Conditional Handover
How Prepare-Then-Execute Mobility Works
Conventional NR handover is reactive: the UE sends a measurement report, the source gNB negotiates resources with the target over the Xn interface, and only then does it transmit the RRCReconfiguration carrying the handover command. That command must reach the UE over a radio link that, by definition, is already weakening, which is exactly when the downlink is least reliable. Conditional handover inverts the timeline. The network prepares candidate targets early, while signal-to-interference-plus-noise ratio is still high, and ships each candidate's RRCReconfiguration together with one or two execution conditions. The UE caches these configurations and evaluates the conditions locally against its ongoing measurements.
Two trigger events are defined for CHO. CondEvent A3 fires when a neighbor cell becomes better than the special cell by a configured offset, and CondEvent A5 fires when the serving cell drops below threshold1 while a neighbor rises above threshold2. A candidate may be guarded by up to two conditions that must both be satisfied, which lets operators tune aggressiveness against ping-pong risk. When a condition holds for the Time-to-Trigger, the UE detaches from the source, performs random access on the chosen target, and sends RRCReconfigurationComplete; no further downlink command is needed, so the interruption shrinks to roughly the random-access duration on the target cell.

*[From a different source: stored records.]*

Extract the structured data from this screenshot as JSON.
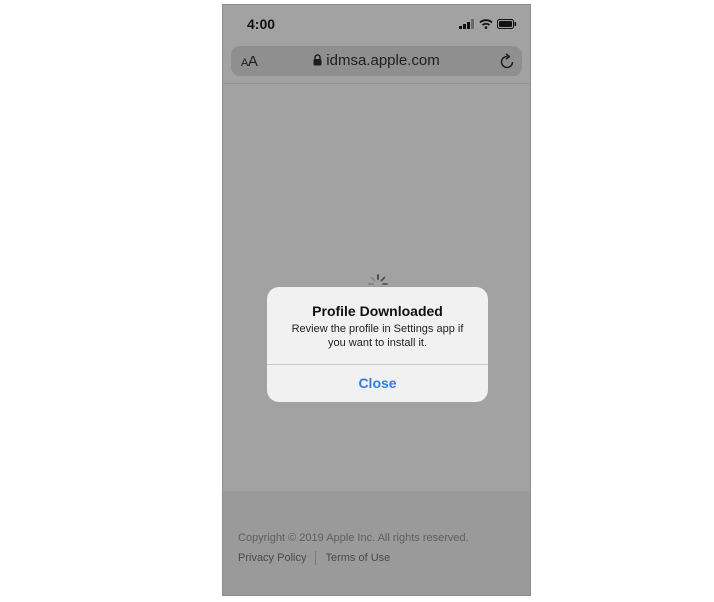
{
  "status_bar": {
    "time": "4:00",
    "icons": [
      "cellular-signal-icon",
      "wifi-icon",
      "battery-icon"
    ]
  },
  "browser": {
    "text_size_large": "A",
    "text_size_small": "A",
    "url": "idmsa.apple.com",
    "icons": [
      "lock-icon",
      "reload-icon"
    ]
  },
  "page": {
    "loading_icon": "spinner-icon",
    "footer": {
      "copyright": "Copyright © 2019 Apple Inc. All rights reserved.",
      "links": [
        "Privacy Policy",
        "Terms of Use"
      ]
    }
  },
  "alert": {
    "title": "Profile Downloaded",
    "message": "Review the profile in Settings app if you want to install it.",
    "button_label": "Close"
  },
  "colors": {
    "dimmed_background": "#a2a2a2",
    "alert_background": "#f1f1f1",
    "accent": "#2f7fe0"
  }
}
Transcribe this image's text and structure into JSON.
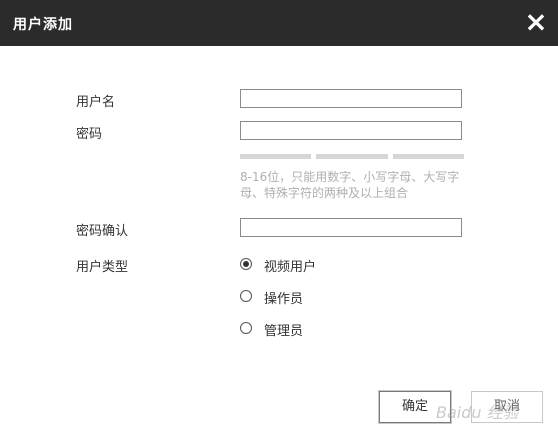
{
  "dialog": {
    "title": "用户添加",
    "close_icon": "×"
  },
  "form": {
    "username_label": "用户名",
    "username_value": "",
    "password_label": "密码",
    "password_value": "",
    "password_hint": "8-16位，只能用数字、小写字母、大写字母、特殊字符的两种及以上组合",
    "confirm_label": "密码确认",
    "confirm_value": "",
    "user_type_label": "用户类型",
    "user_types": [
      {
        "label": "视频用户",
        "checked": true
      },
      {
        "label": "操作员",
        "checked": false
      },
      {
        "label": "管理员",
        "checked": false
      }
    ]
  },
  "buttons": {
    "ok_label": "确定",
    "cancel_label": "取消"
  },
  "watermark": "Baidu 经验"
}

Because the prepared configurations consume target resources that may never be used, the network balances the number of candidates against admission-control overhead. Release 17 generalized the same logic to conditional PSCell addition and change (CPAC), extending robust prepare-then-execute mobility to the secondary node in dual connectivity arrangements.
CHO Execution-Condition Equations
Mn + Ofn + Ocn − Hys > Mp + Ofp + Ocp + Off
CondEvent A5 entering condition (SpCell below T1, neighbor above T2):
Mp + Hys < Thresh1 AND Mn + Ofn + Ocn − Hys > Thresh2
Interruption-time approximation:
Tint ≈ TTTT + TRACH; with TTTT = 40 to 320 ms, TRACH ≈ 5 to 15 ms
Mn, Mp = measured RSRP/RSRQ of neighbor and serving (SpCell); Ofn/Ofp = frequency offsets; Ocn/Ocp = cell-individual offsets; Hys = hysteresis (0 to 15 dB); Off = A3 offset; Thresh1/Thresh2 = A5 thresholds; TTTT = Time-to-Trigger. Each candidate may bind up to two such conditions.
Mobility Mechanism Comparison
| Mechanism | Trigger / executor | Command timing | Typical interruption | Failure rate (cell edge) | 3GPP origin |
|---|---|---|---|---|---|
| Conditional handover (CHO) | UE, CondEvent A3/A5 | Prepared early, executed on condition | ~5 to 20 ms | Very low | Rel-16 (TS 38.331) |
| Baseline NR handover | gNB, after meas. report | At link degradation | ~20 to 50 ms | Moderate to high | Rel-15 |
| DAPS handover | gNB, dual active protocol | Make-before-break | ~0 ms (data) | Low | Rel-16 |
| Conditional PSCell change (CPAC) | UE, secondary node | Prepared early, on condition | ~5 to 20 ms | Very low | Rel-17 |
| Beam failure recovery | UE, intra-cell | On beam failure detection | ~10 to 30 ms | n/a (intra-cell) | Rel-15 |
Frequently Asked Questions
What is the difference between conditional handover and baseline NR handover?
Baseline handover sends the RRCReconfiguration command only after the source gNB receives a measurement report and prepares the target, so it arrives while the link is already degrading. CHO ships the prepared target configuration plus an execution condition early, while the link is strong; the UE stores it and applies it itself the instant a configured condition (such as a candidate RSRP exceeding the serving cell by an offset held for a 40 to 320 ms Time-to-Trigger) is met, removing the late-command race condition.
Which CHO execution conditions are defined in 3GPP, and how many candidate cells can be prepared?
Release 16 defines CondEvent A3 (neighbor better than the special cell by an offset) and CondEvent A5 (serving cell below threshold1 while a neighbor exceeds threshold2). A candidate may carry up to two conditions that must both hold, and the UE can be configured with up to 8 candidate target cells, each with its own pre-generated RRCReconfiguration. Release 17 extended the framework to conditional PSCell addition and change for dual connectivity.
Why does conditional handover matter specifically for mmWave FR2 deployments?
At FR2 (24.25 to 52.6 GHz) the channel is highly directional and prone to rapid blockage, so a beam can fade 10 to 20 dB within a few milliseconds. A conventional command issued after the link collapses may never reach the UE, forcing a 50 to 100 ms RRC re-establishment. Because CHO delivers the target configuration in advance, the UE switches the moment a stronger beam crosses the threshold with no further downlink signaling, shrinking the interruption to roughly the target random-access time.